25 parts by weight of a crystalline aluminosilicate of the zeolite type were _{dispersed in a silica-alumina matrix composed of 94 percent by weight SiO 2} and 6 percent by weight Al ₂ O ₃ , which was gelled with sulfuric acid, washed with water and dried. The composition was then given twenty-two 2 hour saturated carbonic acid treatments, geysed with water until the effluent did not contain chloride ions, and treated with 100% steam at atmospheric pressure at about 663 ° C for 24 hours. The aluminosilicate obtained had a sodium content of 0.9% by weight. There was about 0.17 to 0.22 gram equivalents of sodium per gram atom of aluminum in the catalyst. When tested according to the procedure according to Example 2, the catalyst had the following cleavage properties:

Table III

Conversion, percent by volume 39.1

Room air velocity / h .... 4 gasoline, percent by volume

(Reid vapor pressure of 10) .. 31.6

Excess of C ₄ , percent by volume 7.0

C ₆ + gasoline, volume percentage 29.4

Total C ₄ , volume percent 9.2

Dry gas, weight percent 5.0

Coke, weight percent 2.7

H ₂ , weight percent 0.039

B e i s ρ i e 1 4

The procedure of Example 3 was repeated with the modification that instead of carbonic acid a 2 weight percent aqueous solution of ammonium carbonate would be used.
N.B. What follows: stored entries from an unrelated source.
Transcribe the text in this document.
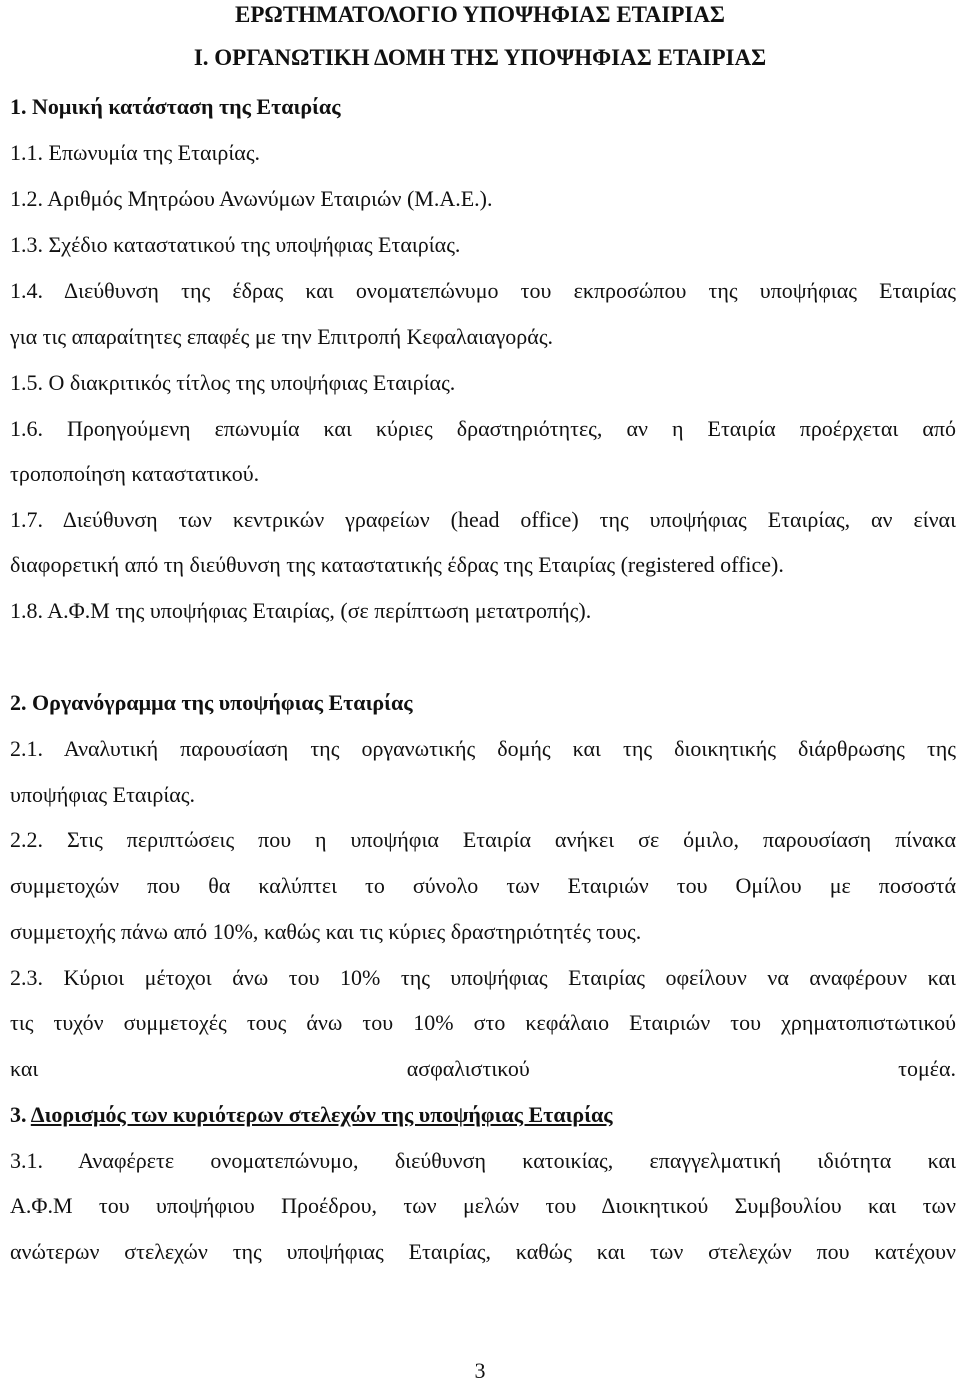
ΕΡΩΤΗΜΑΤΟΛΟΓΙΟ ΥΠΟΨΗΦΙΑΣ ΕΤΑΙΡΙΑΣ
Ι. ΟΡΓΑΝΩΤΙΚΗ ΔΟΜΗ ΤΗΣ ΥΠΟΨΗΦΙΑΣ ΕΤΑΙΡΙΑΣ
1. Νομική κατάσταση της Εταιρίας
1.1. Επωνυμία της Εταιρίας.
1.2. Αριθμός Μητρώου Ανωνύμων Εταιριών (Μ.Α.Ε.).
1.3. Σχέδιο καταστατικού της υποψήφιας Εταιρίας.
1.4. Διεύθυνση της έδρας και ονοματεπώνυμο του εκπροσώπου της υποψήφιας Εταιρίας
για τις απαραίτητες επαφές με την Επιτροπή Κεφαλαιαγοράς.
1.5. Ο διακριτικός τίτλος της υποψήφιας Εταιρίας.
1.6. Προηγούμενη επωνυμία και κύριες δραστηριότητες, αν η Εταιρία προέρχεται από
τροποποίηση καταστατικού.
1.7. Διεύθυνση των κεντρικών γραφείων (head office) της υποψήφιας Εταιρίας, αν είναι
διαφορετική από τη διεύθυνση της καταστατικής έδρας της Εταιρίας (registered office).
1.8. Α.Φ.Μ της υποψήφιας Εταιρίας, (σε περίπτωση μετατροπής).
2. Οργανόγραμμα της υποψήφιας Εταιρίας
2.1. Αναλυτική παρουσίαση της οργανωτικής δομής και της διοικητικής διάρθρωσης της
υποψήφιας Εταιρίας.
2.2. Στις περιπτώσεις που η υποψήφια Εταιρία ανήκει σε όμιλο, παρουσίαση πίνακα
συμμετοχών που θα καλύπτει το σύνολο των Εταιριών του Ομίλου με ποσοστά
συμμετοχής πάνω από 10%, καθώς και τις κύριες δραστηριότητές τους.
2.3. Κύριοι μέτοχοι άνω του 10% της υποψήφιας Εταιρίας οφείλουν να αναφέρουν και
τις τυχόν συμμετοχές τους άνω του 10% στο κεφάλαιο Εταιριών του χρηματοπιστωτικού
και ασφαλιστικού τομέα.
3. Διορισμός των κυριότερων στελεχών της υποψήφιας Εταιρίας
3.1. Αναφέρετε ονοματεπώνυμο, διεύθυνση κατοικίας, επαγγελματική ιδιότητα και
Α.Φ.Μ του υποψήφιου Προέδρου, των μελών του Διοικητικού Συμβουλίου και των
ανώτερων στελεχών της υποψήφιας Εταιρίας, καθώς και των στελεχών που κατέχουν
3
The sodium content of the resulting catalyst was 0.45, with 0.06 to 0.08 gram equivalents of sodium each Gram atom of aluminum were present in the catalyst,

ίο its cleavage properties in the following Table shows:

Table IV

Conversion, percent by volume .... 39.4

Room air velocity / h 4

, Gasoline, volume percentage

(Reid vapor pressure of 10) 33.9 excess of C ₄ , volume percent 7.4

C ₅ + gasoline, volume percent 31.6

Total C ₄ , volume percent 9.7

Dry gas, weight percent 4.5

Coke, weight percent * .. 1.4

H ₂ , weight percent 0.024

Claims (5)

Patent claims: 1. Process for the catalytic cracking of hydrocarbons using the feedstock with a catalyst based on a crystalline aluminosilicate containing hydrogen cations is brought into contact under fission conditions, characterized in that that an aluminosilicate is used which has less than 0.25 gram equivalents of alkali and at least 0.5 gram equivalents Contains hydrogen per gram atom of aluminum and is dispersed through a matrix and that optionally a mild steam treatment at 428 to 816 ° C. 2. The method according to claim 1, characterized in that one uses an aluminosilicate, in which the atomic ratio of silicon to aluminum is greater than 5.0. 3. The method according to claim 1, characterized in that an aluminosilicate is used, wherein the atomic ratio of silicon to aluminum is greater than about 2.7 and less than about 5.0 is. 4. The method according to any one of claims 1 to 3, characterized in that the matrix consists of a inorganic oxide gel. 5. The method according to any one of claims 1 to 4, characterized in that the matrix consists of a silicon-containing material is formed.